State v. X.B.A.-S., 2022AP944-946, 11/29/22, District 1, (1-judge opinion; ineligible for publication); case activity

When a circuit court finds a juvenile not competent to proceed in a delinquency proceeding but likely to regain, may it “counsel and close” the related JIPS cases per §938.34(1)? Or must it enter dispositional orders requiring periodic reexaminations of the juvenile per §938.30(5)(e)? Siding with the State, the court of appeals chose the latter option.

The State charged X.B.A.-S with crimes in three separate juvenile delinquency proceedings. At defense counsel’s request, the circuit conducted competency proceedings and found X.B.A.-S. not competent to proceed but likely to be restored within the statutory period. As a result, the court suspended the delinquency proceedings, and the State filed a JIPS petition in each case.

While all of this was going on, X.B.A.-S. was receiving intensive mental health treatment at a facility in Georgia, pursuant to a pre-existing CHIPS order. So his defense lawyer, his social worker, and his G.A.L. asked the circuit court for “counsel and close” dispositions of his JIPS petitions, pursuant to §938.34. Otherwise, the JIPS petitions would require adding competency restoration programming, which would divert to X.B.A.-S from the treatment he was already receiving. That treatment was the best option for helping him avoid future delinquent behavior.

The circuit court noted that it made no sense to have competing CHIPS and JIPS orders, so it granted the request.

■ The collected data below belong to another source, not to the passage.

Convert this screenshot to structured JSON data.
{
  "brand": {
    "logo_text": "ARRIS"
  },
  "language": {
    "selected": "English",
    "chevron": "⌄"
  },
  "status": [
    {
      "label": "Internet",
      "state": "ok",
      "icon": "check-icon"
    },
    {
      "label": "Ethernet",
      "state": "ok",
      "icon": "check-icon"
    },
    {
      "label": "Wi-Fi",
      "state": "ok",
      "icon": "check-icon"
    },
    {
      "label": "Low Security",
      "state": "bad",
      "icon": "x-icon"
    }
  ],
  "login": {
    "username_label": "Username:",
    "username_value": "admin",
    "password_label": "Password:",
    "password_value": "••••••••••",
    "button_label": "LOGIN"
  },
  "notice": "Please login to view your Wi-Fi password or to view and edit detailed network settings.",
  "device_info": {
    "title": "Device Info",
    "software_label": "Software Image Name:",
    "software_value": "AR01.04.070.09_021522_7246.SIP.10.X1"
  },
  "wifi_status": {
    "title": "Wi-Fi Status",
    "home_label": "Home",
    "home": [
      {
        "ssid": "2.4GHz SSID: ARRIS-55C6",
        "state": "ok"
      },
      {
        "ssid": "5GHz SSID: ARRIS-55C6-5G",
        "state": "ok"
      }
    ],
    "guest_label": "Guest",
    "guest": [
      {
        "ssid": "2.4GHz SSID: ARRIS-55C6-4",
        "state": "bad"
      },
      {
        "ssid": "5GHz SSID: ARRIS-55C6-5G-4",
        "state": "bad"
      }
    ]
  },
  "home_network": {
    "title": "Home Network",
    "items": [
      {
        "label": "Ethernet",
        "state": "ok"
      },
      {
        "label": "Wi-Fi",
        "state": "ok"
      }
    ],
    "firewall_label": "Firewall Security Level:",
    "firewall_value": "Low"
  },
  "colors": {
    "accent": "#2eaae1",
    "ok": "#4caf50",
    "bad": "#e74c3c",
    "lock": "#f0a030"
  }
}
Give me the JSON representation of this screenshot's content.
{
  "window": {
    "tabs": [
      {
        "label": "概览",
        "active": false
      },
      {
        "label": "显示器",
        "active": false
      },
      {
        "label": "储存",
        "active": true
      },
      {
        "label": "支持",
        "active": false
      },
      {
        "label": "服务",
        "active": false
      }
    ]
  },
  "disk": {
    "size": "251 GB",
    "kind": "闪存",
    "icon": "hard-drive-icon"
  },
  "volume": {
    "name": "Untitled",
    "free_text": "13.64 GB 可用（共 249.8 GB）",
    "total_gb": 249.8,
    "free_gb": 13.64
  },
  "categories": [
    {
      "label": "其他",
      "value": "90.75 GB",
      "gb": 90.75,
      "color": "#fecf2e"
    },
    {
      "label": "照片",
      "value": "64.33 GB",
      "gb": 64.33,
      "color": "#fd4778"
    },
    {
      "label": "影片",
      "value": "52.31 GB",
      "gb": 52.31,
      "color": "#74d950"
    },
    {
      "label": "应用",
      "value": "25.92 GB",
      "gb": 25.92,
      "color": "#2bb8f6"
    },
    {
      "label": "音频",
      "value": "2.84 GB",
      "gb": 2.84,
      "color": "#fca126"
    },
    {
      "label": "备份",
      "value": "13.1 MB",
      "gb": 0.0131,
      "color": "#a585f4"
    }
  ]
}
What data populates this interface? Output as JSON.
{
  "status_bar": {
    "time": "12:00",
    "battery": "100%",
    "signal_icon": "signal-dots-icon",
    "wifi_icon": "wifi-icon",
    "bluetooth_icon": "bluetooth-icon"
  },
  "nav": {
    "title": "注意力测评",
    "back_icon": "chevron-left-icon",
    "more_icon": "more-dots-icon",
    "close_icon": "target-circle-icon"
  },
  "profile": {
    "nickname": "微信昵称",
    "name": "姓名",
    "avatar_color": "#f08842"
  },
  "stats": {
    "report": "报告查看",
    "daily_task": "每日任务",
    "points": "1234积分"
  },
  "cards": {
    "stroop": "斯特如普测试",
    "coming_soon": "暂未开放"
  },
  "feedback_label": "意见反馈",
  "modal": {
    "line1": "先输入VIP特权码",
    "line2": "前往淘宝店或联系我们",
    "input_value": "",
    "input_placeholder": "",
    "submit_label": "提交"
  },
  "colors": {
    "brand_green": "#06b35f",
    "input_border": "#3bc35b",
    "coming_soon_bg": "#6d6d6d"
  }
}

The State appealed and the court of appeals reversed.

According to the State, the circuit court couldn’t close the JIPS cases because §938.30(5)(e) mandates that juveniles found not competent to proceed “shall be periodically reexamined” with reports filed every 3 months.

X.B.A.-S. countered that “counseling and closing” is a valid disposition of JIPS cases under §938.34. Without ongoing orders, there is no vehicle for ordering reexaminations under §938.30(5)(e).

Construing the two statutes, the court of appeals held:

¶14 . . . The requirement for reexaminations set forth in WIS. STAT. § 938.30(5)(e) relates directly back to paragraph (5)(d)2.—the option of the trial court to order the filing of a JIPS petition after suspending delinquency proceedings when a juvenile has been found not competent to proceed, but likely to regain competency within the statutory time frame. The interplay of these closely related paragraphs within § 938.30(5) cannot be ignored just because a particular disposition is permitted under another section of the Juvenile Justice Code . . . Furthermore, the fact that § 938.30(5)(e) mandates reexaminations by stating that the juvenile “shall be periodically reexamined” supports this interpretation.